Rome. Dans la capitale italienne, il ne se passe pas un jour sans que le gouvernement « jaune-vert », surnom de la coalition entre la Ligue et le Mouvement 5 étoiles, semble sur le point de s’effondrer. Les deux partis s’affrontent en effet sur quasiment toutes les affaires délicates : de la TVA au revenu de base, en passant par le mémorandum d’accord avec la Chine, signé le 22 mars dernier (1).

C’est justement au sujet de la Chine que la dernière rupture grave a eu lieu.
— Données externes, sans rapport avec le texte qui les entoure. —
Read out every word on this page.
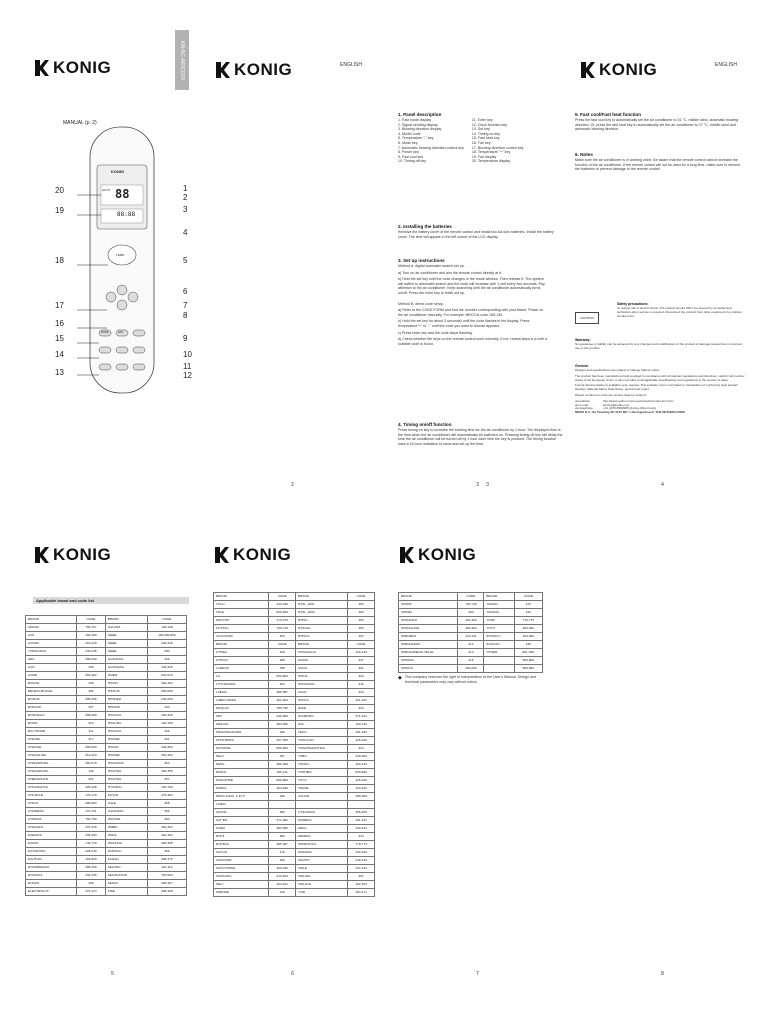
KONIG	KN-RC-AIRCO10
MANUAL (p. 2)
KONIG
88:88
88
AUTO
TEMP
MODE	FAN
20
19
18
17
16
15
14
13
1
2
3
4
5
6
7
8
9
10
11
12
2
KONIG	ENGLISH

1. Panel description

1. Fast mode display
2. Signal sending display
3. Blowing direction display
4. Model code
5. Temperature "-" key
6. Mode key
7. Automatic blowing direction control key
8. Power key
9. Fast cool key
10. Timing off key
11. Enter key
12. Clock function key
13. Set key
14. Timing on key
15. Fast heat key
16. Fan key
17. Blowing direction control key
18. Temperature "+" key
19. Fan display
20. Temperature display

2. Installing the batteries

Remove the battery cover of the remote control and install two AA size batteries. Install the battery cover. The time will appear in the left corner of the LCD display.

3. Set up instructions

Method A: digital automatic search set up.

a) Turn on air conditioner and aim the remote control directly at it.

b) Hold the set key until the code changes in the mode window. Then release it. The system will switch to automatic search and the code will increase with 1 unit every two seconds. Pay attention to the air conditioner. Keep searching until the air conditioner automatically turns on/off. Press the enter key to finish set up.

Method B: direct code setup.

a) Refer to the CODE FORM and find the number corresponding with your brand. Power on the air conditioner manually. For example: BEKO is code 168-190.

b) Hold the set key for about 3 seconds) until the code flashes in the display. Press temperature"+" or "-" until the code you want to choose appears.

c) Press enter key and the code stops flashing.

d) Check whether the keys on the remote control work normally. If not, repeat steps b-d until a suitable code is found.

4. Timing on/off function

Press timing on key to increase the starting time for the air conditioner by 1 hour. The displayed time is the time when the air conditioner will automatically be switched on. Pressing timing off key will delay the time the air conditioner will be turned off by 1 hour each time the key is pressed. The timing function uses a 15-hour indication to show and set up the time.

3
KONIG	ENGLISH

5. Fast cool/Fast heat function

Press the fast cool key to automatically set the air conditioner to 31 °C, middle wind, automatic blowing direction. Or, press the fast heat key to automatically set the air conditioner to 27 °C, middle wind and automatic blowing direction.

6. Notes

Make sure the air conditioner is in working order. Be aware that the remote control cannot increase the function of the air conditioner. If the remote control will not be used for a long time, make sure to remove the batteries to prevent damage to the remote control.

CAUTION

Safety precautions:

To reduce risk of electric shock, this product should ONLY be opened by an authorized technician when service is required. Disconnect the product from other equipment if a problem should occur.

Warranty:

No guarantee or liability can be accepted for any changes and modifications of the product or damage caused due to incorrect use of this product.

General:

Designs and specifications are subject to change without notice.

The product has been manufactured and supplied in compliance with all relevant regulations and directives, valid for all member states of the European Union. It also complies to all applicable specifications and regulations in the country of sales.

Formal documentation is available upon request. This includes, but is not limited to: Declaration of Conformity (and product identity), Material Safety Data Sheet, product test report.

Please contact our customer service desk for support:

via website:	http://www.nedis.com/en-us/contact/contact-form.htm
via e-mail:	service@nedis.com
via telephone:	+31 (0)73-5993965 (during office hours)

NEDIS B.V., De Tweeling 28, 5215 MC 's-Hertogenbosch, THE NETHERLANDS

4
3
KONIG
Applicable brand and code list
BRAND	CODE	BRAND	CODE
AMANA	766-767	GALANZ	146-148
AUX	160-169	GREE	100,650-659
AUCMA	210-229	GREE	342-345
YORGUANG	243-245	GREE	280
AEG	290-299	GUANGDA	346
AQU	330	GUANGZIA	345-346
ACME	301-302	HAIER	001-019
BAIXUE	248	HICON	301-302
BEIJING-BOJIAN	384	HITACHI	600-659
BOSNIA	305-306	HOSHER	230-259
BORJOR	337	HONGHI	340
BOSHIGAO	308-309	HUAGAO	330-339
BOWS	310	HUALING	120-159
BAI-THUME	311	HUAGAO	346
CHIGNG	317	HUAMEI	281
CHANGE	660-669	HUAKE	346-350
CHANGLING	312-323	HUAMEI	351-352
CHANGHONG	060-079	HUAXIANG	353
CHANGDONG	140	HUATING	354-356
CHENGHUAN	324	HUATING	357
CHUANGHUA	325-328	HYUNDAI	760-799
CHUNLAN	170-179	INYCIN	475-483
CHIGO	080-084	JIALE	358
CONMESS	137-341	JIANGNAN	359
CORONA	760-769	JINSTAR	360
CHANGFU	337-338	JINBEI	361-362
DAEWOO	332-333	JINDA	461-462
DAIKIN	740-779	JINGTING	363-365
DAYANTING	228-230	JIOPPGU	366
DAUTIAN	181-829	KANGLI	306-370
DONGBEIMAO	265-268	KELONG	110-119
DONGXIA	334-335	KELVINATOR	787-800
DUNAN	336	KENKA	366-367
ELECTROLUX	471-474	KIDE	306-308
5
KONIG
BRAND	CODE	BRAND	CODE
TOLLI	240-248	NTSL_2001	283
TOLE	829-839	NTSL_2002	284
PROVITA	270-279	NTHIG	283
FUJITSU	700-719	NTSOLE	283
GOLDSTAR	300	NTHIGC	287
BRAND	CODE	BRAND	CODE
KTHIEA	200	SHANGGLIU	416-418
KTHIOS	286	SIGMA	447
LANDON	788	SOGO	391
LG	600-609	SOKIA	392
LITTLESWAN	403	SONGXING	419
LABAIA	386-387	SOVA	420
LIMEN-VIDEO	461-463	SONYA	421-422
MCQUAY	785-795	SAFE	423
MDI	040-059	SUNBURG	371-424
MEILING	384-386	SOL	120-139
MINGXINGJIXIEN	290	TECO	431-439
MITSUBISHI	357-359	TIANYUAN	425-428
NATIONAL	800-830	TIANXINDIAOTIAO	424
NEGI	467	TOBO	239-289
NESS	386-399	TONGLI	429-430
NMICO	305-411	TOSHIBA	830-839
PANGSHKE	860-869	TOYO	425-428
PANDA	464-466	TRANE	410-416
PENG FANG, X IN H	290	UNI AIR	288-289
LIABAI			
QIXING	380	UTSUDOCK	456-465
SAY BO	371-382	WANBAO	431-433
SOMA	383-385	WEILI	440-443
RICHI	386	WEIDDA	444
RUIHING	385-387	WHIRLPOOL	770-774
SACON	416	WUFENG	440-446
SANCHAM	180	WUZHO	448-449
SANYOSHKE	300-330	XINLE	437-440
SAMSUNG	610-629	XINLING	451
SELY	403-402	XINLEYE	462-453
SHENRE	440	YAIR	463-471
6
KONIG
BRAND	CODE	BRAND	CODE
SHARP	720-739	YADAIN	470
SHIMEI	400	YIDIANG	444
SHANGHAI	401-402	YORK	770-779
SHANGLING	403-404	YOTU	484-490
SHENBAO	410-411	ZHONGYI	403-406
SHENGFENG	412	ZOOCAN	445
SHENGSHENG-TELLE	413	OTHER	406, 466,
SHINING	415		806-809
SHINCO	200-209		809-899
◆ This company reserves the right to interpretation of the User's Manual. Design and technical parameters may vary without notice.

7	8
Après les critiques féroces émises par les États-Unis à l’encontre de cet accord, les deux partis semblent avoir adopté deux approches différentes : d’une part, le Mouvement 5 Étoiles, et en particulier le vice-Premier ministre Luigi di Maio et le Premier ministre Giuseppe Conte, ont pris fait et cause pour l’accord, en en louant les avantages économiques pour le pays. D’autres part, Matteo Salvini est d’un tout autre avis : « s’il s’agit d’aider les entreprises italiennes à investir à l’étranger, nous sommes disposés à parler avec tout le monde », a expliqué le chef de la Ligue. « Mais si le moindre doute existe sur le fait que certaines acquisitions puissent mettre en difficulté la sécurité nationale, en tant que ministre de l’Intérieur, j’émettrai un non définitif : l’Italie est fort attachée à une alliance qui justement requiert de l’attention » (3).

La position de Salvini est partagée par l’ensemble de la Ligue – bien que, immense paradoxe, le principal deus ex machina derrière l’accord avec la Chine soit le sous-secrétaire Michele Geraci, technocrate choisi justement par la Ligue. La fermeté de Salvini s’explique par le fait que, sur la question de la Chine, un axe commun entre la Ligue et les États-Unis s’est créé dès le début : les plaintes de Washington ont été reçues par le parti de Salvini, en particulier grâce au travail de ses deux meilleurs représentants, Giancarlo Giorgetti et Guglielmo Picchi, qui jouissent d’un entregent important et de bons rapports à l’intérieur du Parti républicain américain. Ce qui a contribué à une redimensionnement encore en cours du texte du mémorandum, mais surtout à l’immense isolement du Mouvement Cinq Étoiles dans l’affaire. De fait, de façon peu commune, le ministère des Affaires étrangères italien est allé jusqu’à se détacher de l’accord, et l’accueil de la délégation chinoise a été organisé par le ministère du Développement économique, tenu par Di Maio. En substance, le mémorandum est désormais vu à Rome comme l’œuvre solitaire du Mouvement Cinq Étoiles, qui aurait imprudemment pris de dangereuses décisions ayant une résonance politique et géopolitique et mettant en péril les alliances historiques (2).

La question du mémorandum d’accord avec la Chine met ainsi en lumière une importante évolution au long cours : face à l’inexpérience du Mouvement Cinq Étoiles, la Ligue se taille de plus en plus le rôle de parti représentatif des instances de l’establishment et des alliances traditionnelles. Si, sur le papier, Salvini continue à avoir un message extrémiste et conflictuel, en vérité, en pratique, la Ligue tend de plus en plus, grâce à ses vingt ans d’expérience de gouvernement, à devenir le véritable et authentique « parti de la nation ». Ainsi, en reléguant au second plan ses liens, multiples et prouvés, avec Poutine, Salvini rejoint désormais le bastion atlantiste. Il s’agit d’une évolution importante de laquelle il faut tenir compte, également au niveau européen avec les élections de mai, au cours desquelles la Ligue devrait devenir le premier parti du pays. Si Salvini réussissait à se présenter, même à Bruxelles, comme le parti de l’establishment, l’équilibre de la politique européenne s’en retrouverait fortement modifié.

Sources :

  1. GOLDSTEIN Andrea, Xi Jinping in Italia, 3 speranze e 3 timori per la visita del presidente cinese, Il Sole 24 Ore, 21 mars 2019.
  2. POMPILI Giulia, Così siamo arrivati a stare con i cinesi senza avere niente in cambio, Il Foglio, 21 mars 2019.
  3. Cina, Salvini : memorandum non è testo sacro, si può migliorare, Rai News, 14 mars 2019.